A estagnação económica provoca agitação generalizada. Grupos de trabalhadores manifestam-se nas ruas, por vezes com violência. A moeda desvaloriza e a inflação atinge os 80% ao ano. Os militares intervêm para “repor a ordem”. O chefe de Estado Maior, Memduh Tagmac, acusa o primeiro-ministro Suleyman Demirel de conduzir o país à anarquia e exige a formação de um “governo forte e credível inspirado nas ideias de Ataturk”. Demirel demite-se horas depois.
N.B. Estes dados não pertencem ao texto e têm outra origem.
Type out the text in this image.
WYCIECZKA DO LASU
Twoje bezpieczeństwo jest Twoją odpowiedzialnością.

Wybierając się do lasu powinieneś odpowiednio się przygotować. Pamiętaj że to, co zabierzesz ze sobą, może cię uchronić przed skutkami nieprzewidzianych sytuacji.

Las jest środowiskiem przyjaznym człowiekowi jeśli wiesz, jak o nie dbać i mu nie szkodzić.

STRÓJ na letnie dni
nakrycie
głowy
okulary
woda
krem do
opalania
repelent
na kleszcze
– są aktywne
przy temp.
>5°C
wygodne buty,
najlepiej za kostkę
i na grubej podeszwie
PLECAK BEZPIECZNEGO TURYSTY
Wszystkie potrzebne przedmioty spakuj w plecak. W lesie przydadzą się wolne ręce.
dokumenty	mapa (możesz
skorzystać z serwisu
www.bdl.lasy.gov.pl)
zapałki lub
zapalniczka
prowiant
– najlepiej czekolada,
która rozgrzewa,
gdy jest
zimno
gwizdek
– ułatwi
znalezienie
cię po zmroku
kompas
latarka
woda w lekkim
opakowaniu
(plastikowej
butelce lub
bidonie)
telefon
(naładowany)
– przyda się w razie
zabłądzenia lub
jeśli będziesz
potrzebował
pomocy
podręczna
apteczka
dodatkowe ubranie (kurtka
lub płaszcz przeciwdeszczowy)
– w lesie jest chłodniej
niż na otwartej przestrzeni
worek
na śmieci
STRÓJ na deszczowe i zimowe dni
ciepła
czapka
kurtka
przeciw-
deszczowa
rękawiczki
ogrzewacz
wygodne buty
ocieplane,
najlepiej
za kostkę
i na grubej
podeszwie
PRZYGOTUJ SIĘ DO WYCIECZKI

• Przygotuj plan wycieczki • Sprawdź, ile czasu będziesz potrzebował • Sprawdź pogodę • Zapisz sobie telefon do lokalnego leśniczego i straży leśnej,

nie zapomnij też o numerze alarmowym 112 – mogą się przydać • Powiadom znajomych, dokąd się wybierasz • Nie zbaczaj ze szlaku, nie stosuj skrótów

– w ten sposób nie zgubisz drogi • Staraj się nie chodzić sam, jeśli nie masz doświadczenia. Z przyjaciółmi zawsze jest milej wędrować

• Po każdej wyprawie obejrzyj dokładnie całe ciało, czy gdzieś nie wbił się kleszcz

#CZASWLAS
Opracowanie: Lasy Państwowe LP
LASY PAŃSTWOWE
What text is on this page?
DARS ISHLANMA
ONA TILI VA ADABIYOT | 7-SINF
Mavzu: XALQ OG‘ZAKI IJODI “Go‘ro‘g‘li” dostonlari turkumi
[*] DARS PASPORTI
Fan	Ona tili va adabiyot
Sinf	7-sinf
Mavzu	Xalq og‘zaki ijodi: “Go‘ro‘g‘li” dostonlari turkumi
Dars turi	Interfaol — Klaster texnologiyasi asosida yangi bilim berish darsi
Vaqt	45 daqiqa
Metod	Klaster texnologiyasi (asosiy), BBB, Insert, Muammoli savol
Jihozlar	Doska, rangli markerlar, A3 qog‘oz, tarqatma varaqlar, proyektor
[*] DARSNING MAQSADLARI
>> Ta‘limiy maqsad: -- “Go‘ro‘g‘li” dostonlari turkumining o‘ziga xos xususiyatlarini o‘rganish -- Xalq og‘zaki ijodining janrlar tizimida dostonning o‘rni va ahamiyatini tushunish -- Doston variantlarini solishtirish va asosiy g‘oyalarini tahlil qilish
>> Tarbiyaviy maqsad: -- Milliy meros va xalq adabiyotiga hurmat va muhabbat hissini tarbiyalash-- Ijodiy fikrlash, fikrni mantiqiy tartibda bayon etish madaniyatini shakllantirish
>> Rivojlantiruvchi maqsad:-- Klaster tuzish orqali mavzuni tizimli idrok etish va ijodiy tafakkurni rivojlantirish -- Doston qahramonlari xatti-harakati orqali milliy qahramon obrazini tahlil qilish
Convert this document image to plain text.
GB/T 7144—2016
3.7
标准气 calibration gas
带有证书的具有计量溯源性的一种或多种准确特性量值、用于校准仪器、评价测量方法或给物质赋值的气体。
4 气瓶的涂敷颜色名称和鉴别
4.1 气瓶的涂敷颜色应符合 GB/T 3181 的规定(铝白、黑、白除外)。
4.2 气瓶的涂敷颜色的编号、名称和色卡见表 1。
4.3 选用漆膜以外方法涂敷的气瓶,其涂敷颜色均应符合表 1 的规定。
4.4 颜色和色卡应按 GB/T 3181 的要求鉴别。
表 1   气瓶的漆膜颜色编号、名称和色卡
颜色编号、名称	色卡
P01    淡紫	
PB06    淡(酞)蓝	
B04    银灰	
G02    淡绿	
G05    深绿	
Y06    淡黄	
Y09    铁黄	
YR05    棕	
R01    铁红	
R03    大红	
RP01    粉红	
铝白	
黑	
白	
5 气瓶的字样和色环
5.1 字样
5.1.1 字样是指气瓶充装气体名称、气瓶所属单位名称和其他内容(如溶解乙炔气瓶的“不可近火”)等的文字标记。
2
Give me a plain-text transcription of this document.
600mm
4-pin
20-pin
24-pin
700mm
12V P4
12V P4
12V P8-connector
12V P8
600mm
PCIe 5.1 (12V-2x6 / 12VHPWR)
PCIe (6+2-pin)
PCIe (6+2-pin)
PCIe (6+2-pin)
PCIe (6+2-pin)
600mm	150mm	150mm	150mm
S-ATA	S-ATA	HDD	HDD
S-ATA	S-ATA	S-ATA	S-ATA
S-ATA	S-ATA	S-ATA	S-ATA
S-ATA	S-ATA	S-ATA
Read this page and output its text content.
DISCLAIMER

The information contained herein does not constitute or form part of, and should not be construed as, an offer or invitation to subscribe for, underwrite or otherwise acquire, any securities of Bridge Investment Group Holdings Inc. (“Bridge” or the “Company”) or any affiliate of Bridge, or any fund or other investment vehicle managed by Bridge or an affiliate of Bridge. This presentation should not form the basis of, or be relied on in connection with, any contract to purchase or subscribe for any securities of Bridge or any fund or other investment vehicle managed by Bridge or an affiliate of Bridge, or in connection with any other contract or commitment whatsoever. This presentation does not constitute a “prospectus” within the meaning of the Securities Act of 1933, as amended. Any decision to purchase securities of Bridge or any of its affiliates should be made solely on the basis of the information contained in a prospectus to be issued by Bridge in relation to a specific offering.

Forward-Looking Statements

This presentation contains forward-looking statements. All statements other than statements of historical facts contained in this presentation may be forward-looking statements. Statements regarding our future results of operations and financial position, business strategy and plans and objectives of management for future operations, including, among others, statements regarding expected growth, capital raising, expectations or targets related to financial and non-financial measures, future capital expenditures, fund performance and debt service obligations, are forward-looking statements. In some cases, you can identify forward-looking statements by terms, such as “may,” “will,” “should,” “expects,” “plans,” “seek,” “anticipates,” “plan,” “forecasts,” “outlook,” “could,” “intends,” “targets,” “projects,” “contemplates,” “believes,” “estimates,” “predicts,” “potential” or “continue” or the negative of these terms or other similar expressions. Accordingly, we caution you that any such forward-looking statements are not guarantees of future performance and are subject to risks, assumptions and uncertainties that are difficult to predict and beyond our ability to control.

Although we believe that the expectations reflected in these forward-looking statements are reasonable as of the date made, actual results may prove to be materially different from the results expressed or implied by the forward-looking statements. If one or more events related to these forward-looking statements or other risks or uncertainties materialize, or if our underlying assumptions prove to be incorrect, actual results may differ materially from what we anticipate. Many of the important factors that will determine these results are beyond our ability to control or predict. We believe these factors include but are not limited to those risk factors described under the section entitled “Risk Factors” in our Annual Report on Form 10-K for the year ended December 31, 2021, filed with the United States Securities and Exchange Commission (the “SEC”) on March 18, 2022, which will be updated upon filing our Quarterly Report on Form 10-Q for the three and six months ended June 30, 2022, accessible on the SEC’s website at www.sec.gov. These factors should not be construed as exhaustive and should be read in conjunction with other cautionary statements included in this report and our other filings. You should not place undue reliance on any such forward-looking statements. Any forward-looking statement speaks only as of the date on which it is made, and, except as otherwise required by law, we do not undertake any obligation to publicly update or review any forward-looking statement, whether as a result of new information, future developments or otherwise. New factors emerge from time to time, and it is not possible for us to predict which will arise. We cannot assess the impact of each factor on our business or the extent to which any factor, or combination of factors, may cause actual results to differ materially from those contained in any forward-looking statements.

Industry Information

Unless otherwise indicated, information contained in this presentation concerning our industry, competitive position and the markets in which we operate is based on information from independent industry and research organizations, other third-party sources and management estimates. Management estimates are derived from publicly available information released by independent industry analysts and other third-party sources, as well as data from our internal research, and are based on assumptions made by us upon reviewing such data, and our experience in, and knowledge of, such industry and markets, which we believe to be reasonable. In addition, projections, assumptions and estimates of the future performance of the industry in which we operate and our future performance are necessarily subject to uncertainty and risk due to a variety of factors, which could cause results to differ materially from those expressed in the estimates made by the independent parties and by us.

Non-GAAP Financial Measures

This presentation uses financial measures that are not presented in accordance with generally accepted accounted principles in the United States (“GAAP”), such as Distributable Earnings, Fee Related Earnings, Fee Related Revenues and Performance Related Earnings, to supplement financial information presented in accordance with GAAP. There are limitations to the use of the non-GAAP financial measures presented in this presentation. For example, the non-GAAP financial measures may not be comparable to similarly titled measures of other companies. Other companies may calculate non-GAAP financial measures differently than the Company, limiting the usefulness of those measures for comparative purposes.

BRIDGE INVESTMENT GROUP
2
1980 — Onze chefes de governo numa década

A instabilidade continua após o golpe de 1971. A Turquia muda de primeiro-ministro... onze vezes nessa década. A economia continua estagnada e grupos da esquerda e da direita enfrentam-se violentamente nas ruas. Milhares de pessoas são assassinadas. Em setembro, os militares, liderados pelo Chefe de Estado Maior general Kenan Evren, anunciam na televisão estatal a dissolução do governo e a imposição da lei marcial. A estabilidade política contagia a economia, após a privatização de indústrias estatais. A inflação cai e o emprego cresce. É redigida uma nova Constituição que é submetida a referendo, em 1982, e aprovada de forma esmagadora.

1997 — Golpe pós-moderno

Nas eleições de 1995, o Partido do Bem-Estar, islamita, obtem ganhos esmagadores que o levam ao poder no ano seguinte à frente de uma coligação governamental. Dois anos depois, os militares emitem um conjunto de recomendações que o Governo acata. O primeiro-ministro Necmettin Erbakan concorda com um programa educativo obrigatório de oito anos, para impedir que os alunos se inscrevam em escolas religiosas e o uso do véu é proibido nas universidades, entre outros. Erbakan acaba por se demitir. Alguns académicos chamam a esta intervenção dos militares um “golpe pós-moderno”. Em 1998, o Partido do Bem-Estar é banido. Alguns membros avançam para a constituição de uma nova formação, o Partido Justiça e Desenvolvimento. Entre eles está Recep Tayyip Erdogan, que em 2003 seria primeiro-ministro da Turquia e em 2014 Presidente.